An Easier Path For Colonoscopyby
Tablet, or four liters of polyethylene glycol electrolyte solution? Those will be the choices if InKine Pharmaceutical (INKP) gets to market its patented product, Diacol. This tablet is an alternative to the liquid that is taken by patients the night before undergoing colonoscopy, a procedure to detect colon cancer.
The fate of Diacol is in the hands of the Food & Drug Administration, which is reviewing results of the completed clinical trials on the colon cleanser. "The expectation is that the FDA will approve Diacol for marketing before yearend," says Gary Davis of Jesup & Lamont Securities, who rates InKine, trading at 4 3/4, a buy. Clinical tests have shown Diacol to be as effective as its liquid competitor.
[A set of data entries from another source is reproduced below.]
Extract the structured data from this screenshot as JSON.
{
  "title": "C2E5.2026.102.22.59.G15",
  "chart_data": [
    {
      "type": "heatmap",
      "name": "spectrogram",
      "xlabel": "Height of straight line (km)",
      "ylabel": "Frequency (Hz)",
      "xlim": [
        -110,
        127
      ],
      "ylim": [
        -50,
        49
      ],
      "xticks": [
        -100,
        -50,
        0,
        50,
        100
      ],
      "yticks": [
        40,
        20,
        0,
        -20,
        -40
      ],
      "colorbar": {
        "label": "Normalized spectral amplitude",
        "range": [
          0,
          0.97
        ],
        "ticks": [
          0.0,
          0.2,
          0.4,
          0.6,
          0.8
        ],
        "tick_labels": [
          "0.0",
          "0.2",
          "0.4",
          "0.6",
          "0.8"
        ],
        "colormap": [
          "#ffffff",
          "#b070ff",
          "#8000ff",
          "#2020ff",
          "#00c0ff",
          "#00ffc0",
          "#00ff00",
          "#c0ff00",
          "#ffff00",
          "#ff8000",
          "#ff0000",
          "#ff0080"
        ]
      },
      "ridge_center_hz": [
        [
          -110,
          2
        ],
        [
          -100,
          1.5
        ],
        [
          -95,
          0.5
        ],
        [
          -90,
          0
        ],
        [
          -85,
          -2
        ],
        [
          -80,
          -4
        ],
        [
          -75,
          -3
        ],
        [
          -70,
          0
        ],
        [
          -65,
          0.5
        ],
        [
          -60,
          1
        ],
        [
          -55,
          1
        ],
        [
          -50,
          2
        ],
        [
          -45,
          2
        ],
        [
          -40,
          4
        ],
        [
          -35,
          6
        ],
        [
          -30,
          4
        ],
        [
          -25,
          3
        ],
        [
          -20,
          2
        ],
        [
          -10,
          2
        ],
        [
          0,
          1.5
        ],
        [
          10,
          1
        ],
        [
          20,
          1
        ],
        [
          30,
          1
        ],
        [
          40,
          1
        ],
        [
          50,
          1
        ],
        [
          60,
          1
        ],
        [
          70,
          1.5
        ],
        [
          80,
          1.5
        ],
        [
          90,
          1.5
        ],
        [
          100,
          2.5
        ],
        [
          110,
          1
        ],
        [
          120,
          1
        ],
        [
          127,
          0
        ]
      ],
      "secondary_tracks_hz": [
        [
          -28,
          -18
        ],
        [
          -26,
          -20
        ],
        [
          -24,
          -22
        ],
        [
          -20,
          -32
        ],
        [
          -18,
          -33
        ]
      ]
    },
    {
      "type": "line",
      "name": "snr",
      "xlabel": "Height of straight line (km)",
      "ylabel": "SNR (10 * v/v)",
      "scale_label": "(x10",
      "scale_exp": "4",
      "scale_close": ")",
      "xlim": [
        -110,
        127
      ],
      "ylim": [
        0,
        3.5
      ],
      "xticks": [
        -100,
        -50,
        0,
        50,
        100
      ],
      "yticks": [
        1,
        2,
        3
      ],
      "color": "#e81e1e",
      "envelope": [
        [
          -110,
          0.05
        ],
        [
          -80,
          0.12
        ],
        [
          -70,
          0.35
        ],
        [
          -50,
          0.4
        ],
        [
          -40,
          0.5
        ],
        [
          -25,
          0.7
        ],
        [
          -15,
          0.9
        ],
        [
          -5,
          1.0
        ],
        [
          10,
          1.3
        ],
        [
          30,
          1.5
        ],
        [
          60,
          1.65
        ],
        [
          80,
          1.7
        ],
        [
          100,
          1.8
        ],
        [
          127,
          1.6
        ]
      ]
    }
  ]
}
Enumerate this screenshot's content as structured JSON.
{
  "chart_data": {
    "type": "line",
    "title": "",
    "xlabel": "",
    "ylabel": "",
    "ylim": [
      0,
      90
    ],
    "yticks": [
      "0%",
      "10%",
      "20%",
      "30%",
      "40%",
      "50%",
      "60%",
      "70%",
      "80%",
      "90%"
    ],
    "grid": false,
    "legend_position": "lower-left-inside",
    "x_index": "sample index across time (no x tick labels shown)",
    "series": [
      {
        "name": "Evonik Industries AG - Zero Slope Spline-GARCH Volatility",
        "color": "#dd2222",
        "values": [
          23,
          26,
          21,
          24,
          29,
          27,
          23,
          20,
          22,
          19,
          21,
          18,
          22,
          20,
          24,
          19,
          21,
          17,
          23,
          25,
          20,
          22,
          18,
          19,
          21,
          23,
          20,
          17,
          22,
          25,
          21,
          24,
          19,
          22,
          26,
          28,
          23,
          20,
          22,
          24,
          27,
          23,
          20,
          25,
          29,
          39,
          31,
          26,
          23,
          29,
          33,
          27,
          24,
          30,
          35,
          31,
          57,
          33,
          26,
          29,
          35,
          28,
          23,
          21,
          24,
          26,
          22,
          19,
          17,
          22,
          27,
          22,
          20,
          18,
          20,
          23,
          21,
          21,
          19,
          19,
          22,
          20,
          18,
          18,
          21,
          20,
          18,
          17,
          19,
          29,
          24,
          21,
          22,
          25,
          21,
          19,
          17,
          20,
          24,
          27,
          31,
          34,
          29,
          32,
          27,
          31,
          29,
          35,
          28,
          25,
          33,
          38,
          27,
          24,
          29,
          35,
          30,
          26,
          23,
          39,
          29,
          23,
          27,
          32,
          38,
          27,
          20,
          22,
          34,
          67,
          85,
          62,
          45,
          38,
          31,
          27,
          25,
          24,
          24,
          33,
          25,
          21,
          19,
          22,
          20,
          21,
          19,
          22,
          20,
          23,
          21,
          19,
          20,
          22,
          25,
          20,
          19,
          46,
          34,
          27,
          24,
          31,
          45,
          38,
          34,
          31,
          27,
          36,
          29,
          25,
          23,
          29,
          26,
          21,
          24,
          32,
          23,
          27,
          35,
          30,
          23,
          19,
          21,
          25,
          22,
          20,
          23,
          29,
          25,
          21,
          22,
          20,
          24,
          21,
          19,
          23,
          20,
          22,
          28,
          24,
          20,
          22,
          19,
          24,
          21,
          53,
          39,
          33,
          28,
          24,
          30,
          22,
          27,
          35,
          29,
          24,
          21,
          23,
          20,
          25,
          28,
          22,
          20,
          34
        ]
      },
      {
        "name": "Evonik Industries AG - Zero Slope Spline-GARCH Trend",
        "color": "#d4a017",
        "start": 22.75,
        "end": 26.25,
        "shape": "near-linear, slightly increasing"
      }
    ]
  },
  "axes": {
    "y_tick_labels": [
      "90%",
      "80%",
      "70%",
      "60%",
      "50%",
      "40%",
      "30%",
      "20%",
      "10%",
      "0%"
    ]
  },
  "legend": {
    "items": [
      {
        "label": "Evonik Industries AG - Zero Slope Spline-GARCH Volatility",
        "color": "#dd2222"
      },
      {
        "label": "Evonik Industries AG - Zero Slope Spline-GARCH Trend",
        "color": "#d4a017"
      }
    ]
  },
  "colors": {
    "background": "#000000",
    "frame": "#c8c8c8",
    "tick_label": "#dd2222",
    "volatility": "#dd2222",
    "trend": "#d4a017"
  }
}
InKine Chairman and CEO Leonard Jacob says he doesn't see any reason why the FDA wouldn't clear the product. He expects about 10.5 million people to undergo colonoscopies in the U.S. this year, up from 1999's 8.7 million.
Jesup's Davis expects Diacol to get 12.5% of the market in 2001 and 20% in 2002. Sales are projected at $25 million in 2001 and $40 million in 2002. One money manager says that gross margins on Diacol would be 60% to 65%. So he figures InKine, which has yet to make money, could earn 13 cents to 20 cents a share in 2001 if Diacol gets FDA approval this year.